|My favourite route along Albert Embankment|
I have been asked before why I like to run so much and it's actually pretty simple. Let me break it down for you.
1. The Quiet Waking up at stupid o'clock in the morning, lacing up my trainers and heading out before anyone else is even thinking of stirring is such a peaceful feeling. Although I live and run in London where you're hard-pressed to find any kind of solitude, it is surprisingly quiet running along the South Bank at dawn. Quiet and so very beautiful.
2. Anger Management Running is an excellent way to release any pent-up frustration. I tend to do short fast runs when I'm particularly worked up as I find channelling my energy into speed is a really good way to let go of any unwanted thoughts. You can't really focus on anger when you're busy trying to run your fastest mile. Starting arguments with people in my head is also an excellent way to get up a big hill.
3. The Buzz This is probably the most obvious reason for loving running: it makes you feel so darn good. If I do a really good run - hell, even if I do a really bad run - I feel like I can take on the day.
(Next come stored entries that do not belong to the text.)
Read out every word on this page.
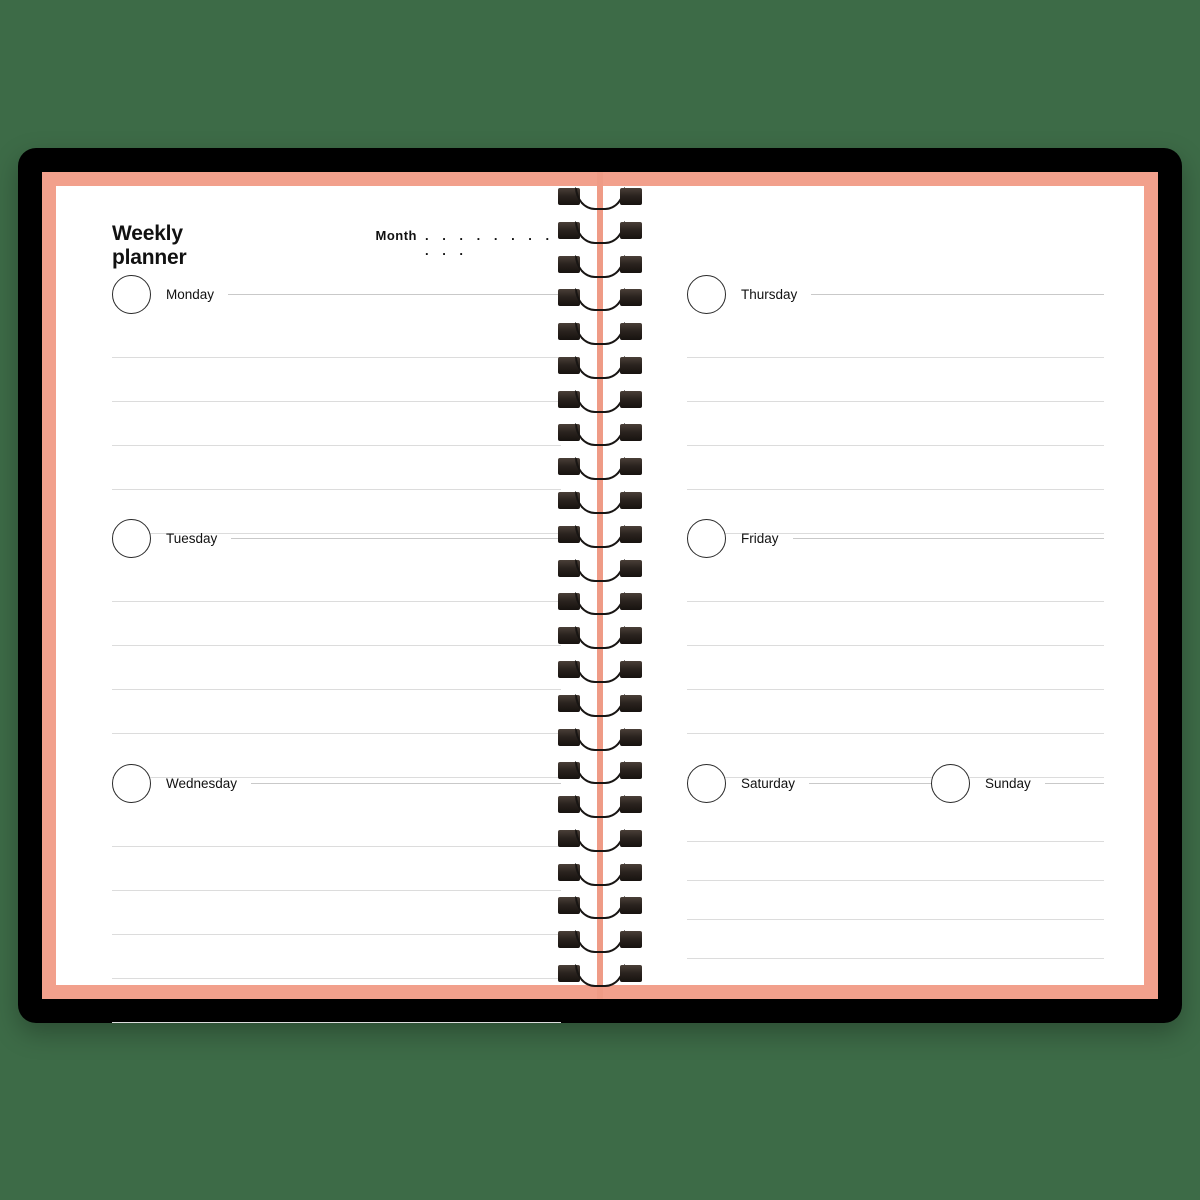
Weekly planner
Month . . . . . . . . . . .
Monday
Tuesday
Wednesday
Thursday
Friday
Saturday	Sunday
4. Strength I run to prove to myself that I can. I run to improve to remind myself that I can do things, that I can achieve something if I put my mind to it. There is also an element of needing to prove to others that I can which probably isn't healthy. But for the most part I run to know that I can, and knowing that I can makes me stronger, more confident and a lot happier. This is the main reason I run.
5. Thinking Time Running is pretty conducive to thinking. I think about all sorts when I'm out. Sometimes really mundane things like what I'll cook for dinner, but other times I'll think about the big stuff, like what my life goals are. Goal setting whilst running is a good way to allow yourself to aim high - if you're on mile seven and still feeling strong then your motivation levels are probably taking quite the boost. There are days though when I don't want to think about anything except my legs, my lungs and the way my feet feel as they hit the floor. And that's alright too.
Running for me is more mental than physical. The physical aspects are huge and can't be ignored (hello, thunder thighs), but what I take from running and the many positive results are all mental. I run to feel good, to feel strong, to feel confident and, most of all, to have faith in myself.